Hi guys I was reading a paper and it was left as easy to show that (for $y_k,s_k \in \mathbb R^n$ and $B_k \in \mathbb R^{n \times n}$)
$$B_{k+1} = B_k + \frac{ y_k (y_k-B_k s_k)^T+ (y_k-B_k s_k) y_k^T }{y_k^Ts_k } -\frac{\langle y_k- B_k s_k, s_k \rangle}{(y_k^Ts_k)^2 } y_k y_k^T $$
implies
$$B_{k+1} = B_k -\frac{B_ks_ks_k^TB_k}{s_k^TB_ks_k}+ \gamma y_k y_k^T$$
For $\gamma = \frac{1}{y_k^T s_k}$. Where this has the assumptions that $s_k = x_{k+1}-x_k$ and $y_k = \nabla f(x_{k+1})- \nabla f(x_{k})$. $B_k$ is symmetric positive definite matrix. Also I think we can assume $B_{k+1}s_k = y_k$
I want to show this is true: My attempt
$$B_{k+1} = B_k + \frac{ y_k y_k^T-y_ks_k^TB_k+ y_k y_k^T-B_k s_k y_k^T }{y_k^Ts_k } -\frac{\langle y_k, s_k \rangle}{(y_k^Ts_k)^2 } y_k y_k^T +\frac{\langle B_k s_k, s_k \rangle}{(y_k^Ts_k)^2 } y_k y_k^T$$
Where I just distributed and used the prop of inner product. Now
$$B_{k+1} = B_k + \frac{ y_k y_k^T-y_ks_k^TB_k+ y_k y_k^T-B_k s_k y_k^T }{y_k^Ts_k } -\frac{ y_k^Ts_k }{(y_k^Ts_k)^2 } y_k y_k^T +\frac{ s_k^T B_k s_k }{(y_k^Ts_k)^2 } y_k y_k^T$$
Using the inner product. $$B_{k+1} = B_k + \frac{ y_k y_k^T-y_ks_k^TB_k+ y_k y_k^T-B_k s_k y_k^T - y_k y_k^T}{y_k^Ts_k } +\frac{ s_k^T B_k s_k }{(y_k^Ts_k)^2 } y_k y_k^T$$
Now I am left with $$B_{k+1} = B_k + \frac{ y_k y_k^T-y_ks_k^TB_k+ -B_k s_k y_k^T }{y_k^Ts_k } +\frac{ s_k^T B_k s_k }{(y_k^Ts_k)^2 } y_k y_k^T$$
Now I am unsure how to cancel the last term because it has a square term I need to get rid off.
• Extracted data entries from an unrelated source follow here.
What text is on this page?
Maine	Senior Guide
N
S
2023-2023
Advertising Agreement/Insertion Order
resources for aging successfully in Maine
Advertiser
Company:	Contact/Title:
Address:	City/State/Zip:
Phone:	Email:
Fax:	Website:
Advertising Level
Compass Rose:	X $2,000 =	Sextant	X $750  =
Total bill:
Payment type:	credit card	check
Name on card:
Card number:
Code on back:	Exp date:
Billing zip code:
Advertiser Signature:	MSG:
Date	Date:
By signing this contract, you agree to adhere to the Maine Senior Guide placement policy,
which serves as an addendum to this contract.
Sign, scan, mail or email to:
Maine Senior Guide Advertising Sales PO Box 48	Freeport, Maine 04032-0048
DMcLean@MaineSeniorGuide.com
The first update formula is not BFGS. It is DFP update. They are different algorithms, it is not possible to rewrite one to another. However, there is a certain symmetry between them: if you look at the DFP update for the inverse Hessian $H_k=B_k^{-1}$ in the link above, you may notice that the BFGS update for $B_k$ looks very similar - you just need to replace all $B$ with $H$, $y$ with $s$ and $s$ with $y$. In this sense, it is easy to get the BFGS update, but from the inverse Hessian DFP update.